Objective: Analyses of individual differences in change may be unintentionally biased when versions of a neuropsychological test used at different follow-ups are not of equivalent difficulty. This study's objective was to compare mean, linear, and equipercentile equating methods and demonstrate their utility in longitudinal research.
Study design and setting: The Advanced Cognitive Training for Independent and Vital Elderly (ACTIVE, N = 1,401) study is a longitudinal randomized trial of cognitive training. The Alzheimer's Disease Neuroimaging Initiative (ADNI, n = 819) is an observational cohort study. Nonequivalent alternate versions of the Auditory Verbal Learning Test (AVLT) were administered in both studies.
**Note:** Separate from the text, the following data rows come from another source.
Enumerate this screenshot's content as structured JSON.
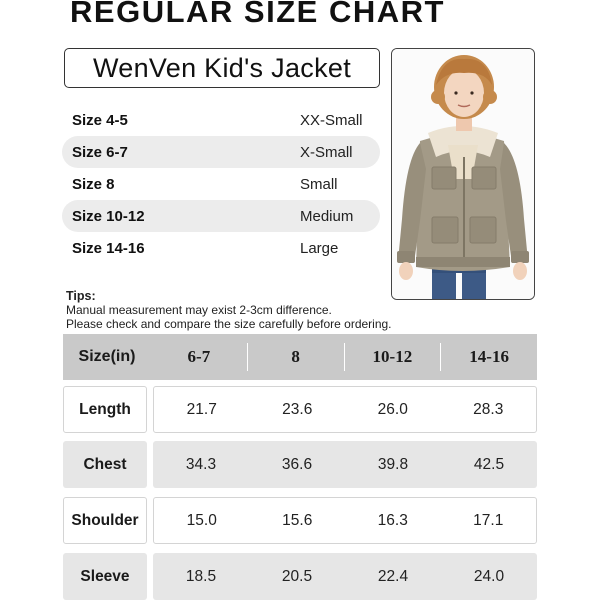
{
  "title": "REGULAR SIZE CHART",
  "brand_line": "WenVen Kid's Jacket",
  "size_map": [
    {
      "size": "Size 4-5",
      "name": "XX-Small"
    },
    {
      "size": "Size 6-7",
      "name": "X-Small"
    },
    {
      "size": "Size 8",
      "name": "Small"
    },
    {
      "size": "Size 10-12",
      "name": "Medium"
    },
    {
      "size": "Size 14-16",
      "name": "Large"
    }
  ],
  "tips": {
    "heading": "Tips:",
    "lines": [
      "Manual measurement may exist 2-3cm difference.",
      "Please check and compare the size carefully before ordering."
    ]
  },
  "table": {
    "corner_label": "Size(in)",
    "columns": [
      "6-7",
      "8",
      "10-12",
      "14-16"
    ],
    "rows": [
      {
        "label": "Length",
        "values": [
          "21.7",
          "23.6",
          "26.0",
          "28.3"
        ]
      },
      {
        "label": "Chest",
        "values": [
          "34.3",
          "36.6",
          "39.8",
          "42.5"
        ]
      },
      {
        "label": "Shoulder",
        "values": [
          "15.0",
          "15.6",
          "16.3",
          "17.1"
        ]
      },
      {
        "label": "Sleeve",
        "values": [
          "18.5",
          "20.5",
          "22.4",
          "24.0"
        ]
      }
    ]
  },
  "colors": {
    "jacket": "#a39a87",
    "sherpa": "#ece3d3",
    "hair": "#c58a4c",
    "jeans": "#3d5a86",
    "header_fill": "#c9c9c9",
    "shaded_row": "#e6e6e6"
  }
}
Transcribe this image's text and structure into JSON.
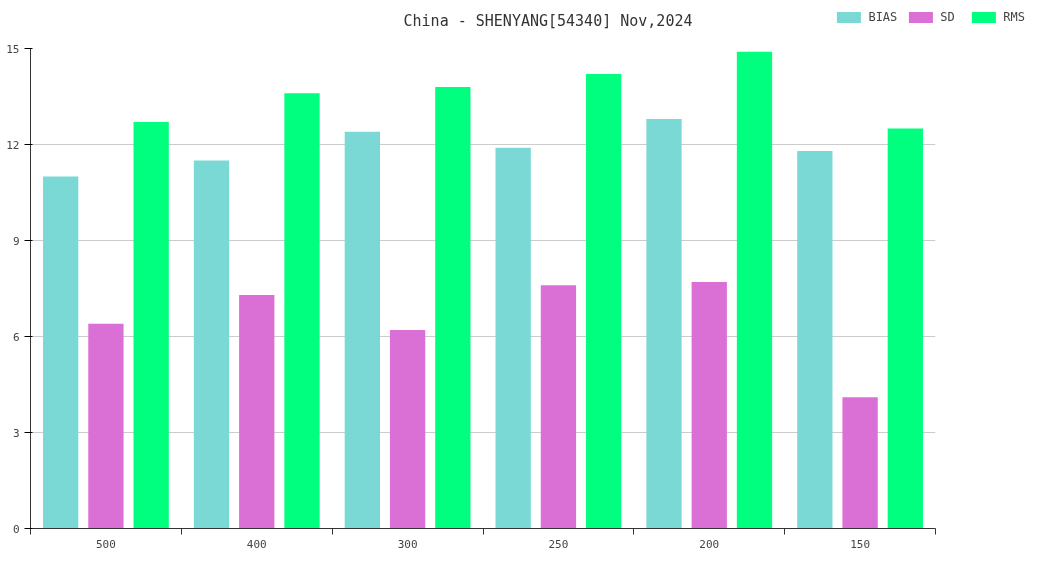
{
  "chart_data": {
    "type": "bar",
    "title": "China - SHENYANG[54340] Nov,2024",
    "categories": [
      "500",
      "400",
      "300",
      "250",
      "200",
      "150"
    ],
    "series": [
      {
        "name": "BIAS",
        "color": "#7bd9d5",
        "values": [
          11.0,
          11.5,
          12.4,
          11.9,
          12.8,
          11.8
        ]
      },
      {
        "name": "SD",
        "color": "#da70d6",
        "values": [
          6.4,
          7.3,
          6.2,
          7.6,
          7.7,
          4.1
        ]
      },
      {
        "name": "RMS",
        "color": "#00ff7f",
        "values": [
          12.7,
          13.6,
          13.8,
          14.2,
          14.9,
          12.5
        ]
      }
    ],
    "ylim": [
      0,
      15
    ],
    "yticks": [
      0,
      3,
      6,
      9,
      12,
      15
    ],
    "grid": "y",
    "legend": "top right"
  }
}
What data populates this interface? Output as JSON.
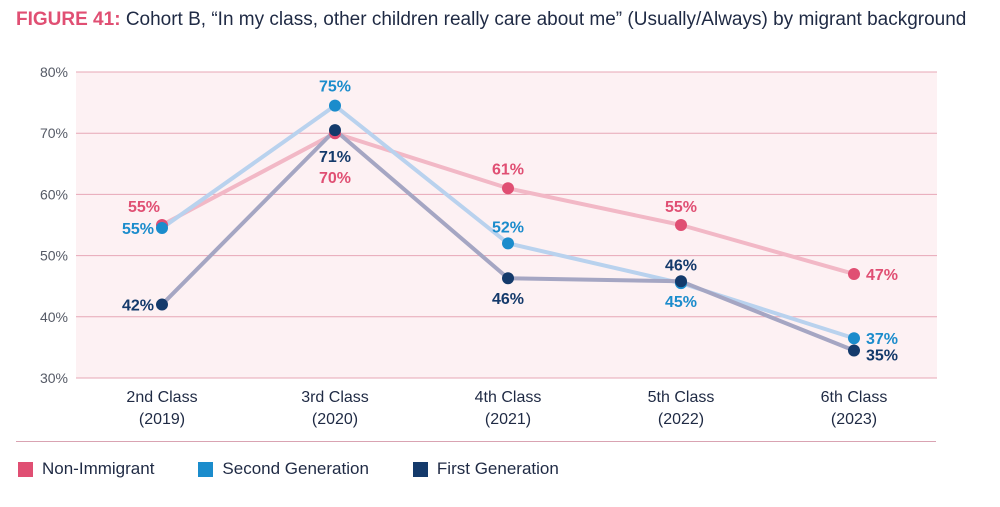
{
  "title": {
    "figure": "FIGURE 41:",
    "text": "Cohort B, “In my class, other children really care about me” (Usually/Always) by migrant background"
  },
  "chart_data": {
    "type": "line",
    "title": "Cohort B, “In my class, other children really care about me” (Usually/Always) by migrant background",
    "categories": [
      [
        "2nd Class",
        "(2019)"
      ],
      [
        "3rd Class",
        "(2020)"
      ],
      [
        "4th Class",
        "(2021)"
      ],
      [
        "5th Class",
        "(2022)"
      ],
      [
        "6th Class",
        "(2023)"
      ]
    ],
    "ylim": [
      30,
      80
    ],
    "yticks": [
      30,
      40,
      50,
      60,
      70,
      80
    ],
    "ytick_labels": [
      "30%",
      "40%",
      "50%",
      "60%",
      "70%",
      "80%"
    ],
    "grid": true,
    "legend_position": "bottom-left",
    "series": [
      {
        "name": "Non-Immigrant",
        "values": [
          55,
          70,
          61,
          55,
          47
        ],
        "labels": [
          "55%",
          "70%",
          "61%",
          "55%",
          "47%"
        ],
        "point_color": "#e04f73",
        "line_color": "#f2b8c6"
      },
      {
        "name": "Second Generation",
        "values": [
          54.5,
          74.5,
          52,
          45.5,
          36.5
        ],
        "labels": [
          "55%",
          "75%",
          "52%",
          "45%",
          "37%"
        ],
        "point_color": "#1b8ccc",
        "line_color": "#b9d2ee"
      },
      {
        "name": "First Generation",
        "values": [
          42,
          70.5,
          46.3,
          45.8,
          34.5
        ],
        "labels": [
          "42%",
          "71%",
          "46%",
          "46%",
          "35%"
        ],
        "point_color": "#143a6b",
        "line_color": "#a5a6c3"
      }
    ]
  },
  "legend": {
    "items": [
      {
        "label": "Non-Immigrant",
        "color": "#e04f73"
      },
      {
        "label": "Second Generation",
        "color": "#1b8ccc"
      },
      {
        "label": "First Generation",
        "color": "#143a6b"
      }
    ]
  }
}
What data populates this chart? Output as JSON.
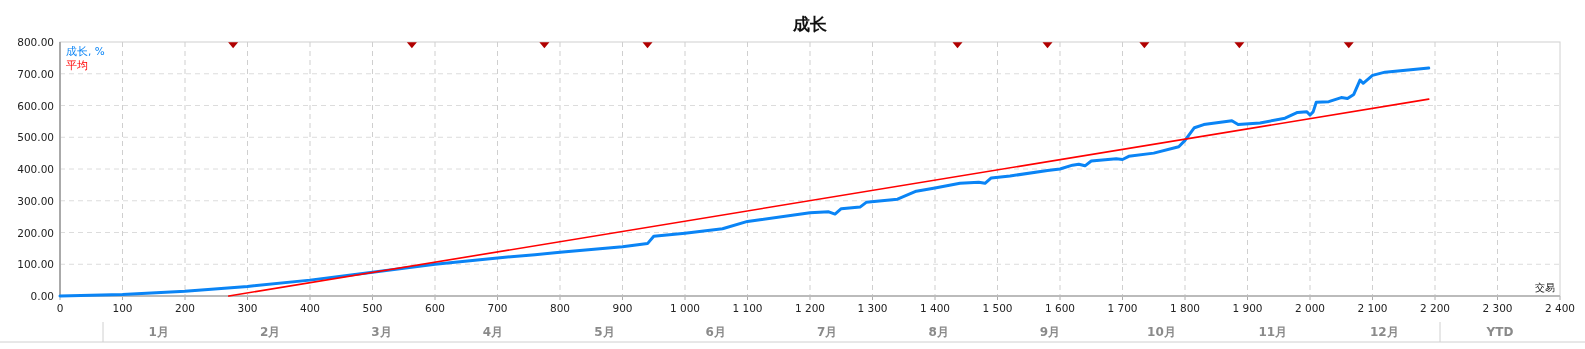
{
  "chart_data": {
    "type": "line",
    "title": "成长",
    "xlabel": "交易",
    "xlim": [
      0,
      2400
    ],
    "ylim": [
      0,
      800
    ],
    "xticks": [
      0,
      100,
      200,
      300,
      400,
      500,
      600,
      700,
      800,
      900,
      {
        "value": 1000,
        "label": "1 000"
      },
      {
        "value": 1100,
        "label": "1 100"
      },
      {
        "value": 1200,
        "label": "1 200"
      },
      {
        "value": 1300,
        "label": "1 300"
      },
      {
        "value": 1400,
        "label": "1 400"
      },
      {
        "value": 1500,
        "label": "1 500"
      },
      {
        "value": 1600,
        "label": "1 600"
      },
      {
        "value": 1700,
        "label": "1 700"
      },
      {
        "value": 1800,
        "label": "1 800"
      },
      {
        "value": 1900,
        "label": "1 900"
      },
      {
        "value": 2000,
        "label": "2 000"
      },
      {
        "value": 2100,
        "label": "2 100"
      },
      {
        "value": 2200,
        "label": "2 200"
      },
      {
        "value": 2300,
        "label": "2 300"
      },
      {
        "value": 2400,
        "label": "2 400"
      }
    ],
    "yticks": [
      {
        "value": 0,
        "label": "0.00"
      },
      {
        "value": 100,
        "label": "100.00"
      },
      {
        "value": 200,
        "label": "200.00"
      },
      {
        "value": 300,
        "label": "300.00"
      },
      {
        "value": 400,
        "label": "400.00"
      },
      {
        "value": 500,
        "label": "500.00"
      },
      {
        "value": 600,
        "label": "600.00"
      },
      {
        "value": 700,
        "label": "700.00"
      },
      {
        "value": 800,
        "label": "800.00"
      }
    ],
    "grid": true,
    "legend": "top left",
    "series": [
      {
        "name": "成长, %",
        "color": "#0a84f5",
        "x": [
          0,
          100,
          200,
          300,
          400,
          500,
          600,
          700,
          760,
          800,
          900,
          940,
          950,
          1000,
          1060,
          1100,
          1120,
          1200,
          1230,
          1240,
          1250,
          1280,
          1290,
          1340,
          1370,
          1400,
          1440,
          1470,
          1480,
          1490,
          1520,
          1580,
          1600,
          1620,
          1630,
          1640,
          1650,
          1690,
          1700,
          1710,
          1750,
          1790,
          1800,
          1815,
          1830,
          1860,
          1875,
          1885,
          1920,
          1960,
          1980,
          1995,
          2000,
          2005,
          2010,
          2030,
          2050,
          2060,
          2070,
          2080,
          2085,
          2100,
          2120,
          2190
        ],
        "values": [
          0,
          5,
          15,
          30,
          50,
          75,
          100,
          120,
          130,
          138,
          155,
          165,
          188,
          198,
          212,
          235,
          240,
          262,
          265,
          258,
          275,
          280,
          295,
          305,
          330,
          340,
          355,
          358,
          355,
          372,
          378,
          395,
          400,
          412,
          415,
          410,
          425,
          432,
          430,
          440,
          450,
          470,
          490,
          530,
          540,
          548,
          552,
          540,
          545,
          560,
          578,
          580,
          570,
          580,
          610,
          612,
          625,
          622,
          635,
          680,
          670,
          695,
          705,
          718
        ]
      },
      {
        "name": "平均",
        "color": "#ff0000",
        "x": [
          270,
          2190
        ],
        "values": [
          0,
          620
        ]
      },
      {
        "color": "#b00000",
        "type": "scatter",
        "marker": "triangle",
        "x": [
          277,
          563,
          775,
          940,
          1436,
          1580,
          1735,
          1887,
          2062
        ],
        "values": [
          790,
          790,
          790,
          790,
          790,
          790,
          790,
          790,
          790
        ]
      }
    ],
    "annotations": [
      "1月",
      "2月",
      "3月",
      "4月",
      "5月",
      "6月",
      "7月",
      "8月",
      "9月",
      "10月",
      "11月",
      "12月",
      "YTD"
    ]
  }
}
Results: Using visual displays, raw and mean-equated AVLT scores in both studies showed obvious nonlinear trajectories in reference groups that should show minimal change and poor equivalence over time (ps ≤ .001), and raw scores demonstrated poor fits in models of within-person change (root mean square errors of approximation, RMSEAs > 0.12). Linear and equipercentile equating produced more similar means in reference groups (ps ≥ .09) and performed better in growth models (RMSEAs < 0.05).
Conclusion: Equipercentile equating is the preferred equating method because it accommodates tests more difficult than a reference test at different percentiles of performance and performs well in models of within-person trajectory. The method has broad applications in both clinical and research settings to enhance the ability to use nonequivalent test forms.